Происхождение жены теперь все заметнее определяло направление его политической карьеры. Если в 1931 году он был избран депутатом от правительственной единой партии, то уже в «эру Гёмбёша»[51]
перебрался в партию мелких сельских хозяев. Жил Озди в те годы большей частью в своем небольшом имении в губернии Ноград. В неизменной меховой бекеше и охотничьей шляпе, на козлах легкой брички объезжая свой избирательный округ, останавливался у окрестных помещиков, но не пренебрегал и богатыми крестьянскими домами. Обедал, ужинал со своими избирателями и агитаторами, знал по имени всех их детишек, дружил с местными попами и, хотя представлял оппозицию, старался ладить и с писарями. В пору роста гитлеровской империи намеренно подчеркивал свою принадлежность к венгерской нации, пересыпал речь простонародными выражениями, специально для этого выучив налоцский диалект. У себя дома стремился принять гостей с венгерским радушием, поразить венгерской кухней, чтобы вид его супруги в простом передничке, в блузке с засученными рукавами и раскрасневшимся у кухонного очага лицом заставил бы гостей, отдыхавших после сытного обеда в большой, обставленной в крестьянском стиле столовой, забыть о национальности господина Эренталя, тестя Озди.В парламенте Озди вел себя скромно и в протоколах не оставил по себе памяти какими-либо знаменитыми речами. Чаще всего его выступления оставались безымянными, и сообщалось о них в скобках: («Выкрики слева: «Безобразие!»). И тем не менее Озди знали, знали в военном министерстве, где он добивался для своих молодых избирателей отсрочки призыва в армию; в министерстве просвещения, где он добивался для них же приема в университет и стипендий… Озди помогал хозяйчикам получить банковские кредиты, устраивал на должности, улаживал миром судебные тяжбы, учреждал опекунство и освобождал от него, усиливал смягчающие и смягчал отягчающие обстоятельства и, говорят, выполнял даже роль свахи. Во всяком случае, точно известно, что было у него по избирательному округу сотен пять, а может, и больше крестников. В округе его любили. Как член правления областной сберегательной кассы, Озди рассчитывал по поводу двадцатилетия пребывания на этом посту получить титул правительственного обер-советника А когда кандидатуру его не утвердили, ловко распустил слух, что якобы он сам отказался от титула «его превосходительство», что он вполне горд и тем, что он даже не «высокоблагородие», а всего лишь «благородие». В свои речи он частенько вставлял, что гордится доверием избирателей и «дружбой простых детей земли с мозолистыми руками, но искренним сердцем»…

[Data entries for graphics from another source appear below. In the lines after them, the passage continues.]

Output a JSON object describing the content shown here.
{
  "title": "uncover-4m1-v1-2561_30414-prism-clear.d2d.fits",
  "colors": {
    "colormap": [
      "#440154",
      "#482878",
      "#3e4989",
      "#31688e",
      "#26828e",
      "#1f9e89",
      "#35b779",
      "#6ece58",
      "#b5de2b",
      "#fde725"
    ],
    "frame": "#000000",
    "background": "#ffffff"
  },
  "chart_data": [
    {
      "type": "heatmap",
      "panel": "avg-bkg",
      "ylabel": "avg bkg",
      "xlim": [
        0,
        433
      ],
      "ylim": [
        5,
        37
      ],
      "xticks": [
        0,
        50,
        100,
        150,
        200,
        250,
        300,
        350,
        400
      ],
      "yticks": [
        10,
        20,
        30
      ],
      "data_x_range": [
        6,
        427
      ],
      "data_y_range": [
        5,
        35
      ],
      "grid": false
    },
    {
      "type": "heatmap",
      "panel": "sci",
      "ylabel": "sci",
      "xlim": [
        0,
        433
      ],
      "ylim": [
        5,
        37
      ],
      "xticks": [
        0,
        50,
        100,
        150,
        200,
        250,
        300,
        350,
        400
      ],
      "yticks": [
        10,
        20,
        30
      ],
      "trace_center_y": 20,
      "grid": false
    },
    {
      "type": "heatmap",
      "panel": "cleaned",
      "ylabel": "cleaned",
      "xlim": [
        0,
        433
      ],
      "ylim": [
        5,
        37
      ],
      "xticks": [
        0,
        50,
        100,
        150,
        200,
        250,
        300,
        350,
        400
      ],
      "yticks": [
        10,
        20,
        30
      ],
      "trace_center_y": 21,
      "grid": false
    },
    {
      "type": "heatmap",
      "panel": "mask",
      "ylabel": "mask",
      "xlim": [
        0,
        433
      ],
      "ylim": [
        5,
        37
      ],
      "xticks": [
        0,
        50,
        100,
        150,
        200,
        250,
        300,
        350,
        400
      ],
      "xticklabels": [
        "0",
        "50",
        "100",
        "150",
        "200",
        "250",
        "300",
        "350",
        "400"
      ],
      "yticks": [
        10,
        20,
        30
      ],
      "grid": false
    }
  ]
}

В период немецкой оккупации Венгрии Озди переехал в Будапешт. Партию его в это время уже распустили, депутатов изгнали из парламента. Поскольку на его родине, в Нограде, нилашисты развили весьма бурную деятельность, он стал побаиваться репрессий из-за своего оппозиционного прошлого, а больше всего из-за жены. В Буде у них был небольшой особнячок, а когда его разбомбили, Озди перебрался в пустующую квартиру приятеля. Здесь его и застало Освобождение. На дебреценскую сессию парламента он уже не попал, а теперь вот вынужден был растрачивать свои силы и способности на жалком посту председателя районного Национального комитета.
За последние годы люди пристрастились к внешней политике, а Озди еще в дни Мюнхена предсказал мировую войну и то, что немцам не удастся захватить Англию. А в сороковом году он изрек: «Сильнее всегда та собака, которая ввяжется в драку последней! Присматривайтесь к Америке и России». И очень рад был, когда приятели потом вспоминали: «Говорил же Озди!» Озди скромно улыбался: «Просто у меня есть свои политические концепции. А у тех — нет». Палец его при этом обращался за луг и кукурузные поля, в сторону телеграфных столбов, шагавших вдоль железной дороги к Пешту — туда, где находилось правительство, генштаб, немцы, — одним словом, «те».
Озди и сейчас имел свои концепции, и, пока Саларди говорил, он с удовлетворением, хотя и со злобной нетерпеливостью, пришел к выводу, что у «этих» тоже нет концепций.
В конце концов Озди решился выступить.
— Уважаемый господин секретарь! Сила каждого государства измеряется авторитетом его правопорядка. Вот правительство приняло постановление об общественных работах. Ведь это
Все прислушивались к его словам, даже Альбин Шольц приоткрыл глаза.
— Это не мои слова, — скромно возразил Озди в ответ на восторженные взгляды, — это сказал Лайош Кошут[53]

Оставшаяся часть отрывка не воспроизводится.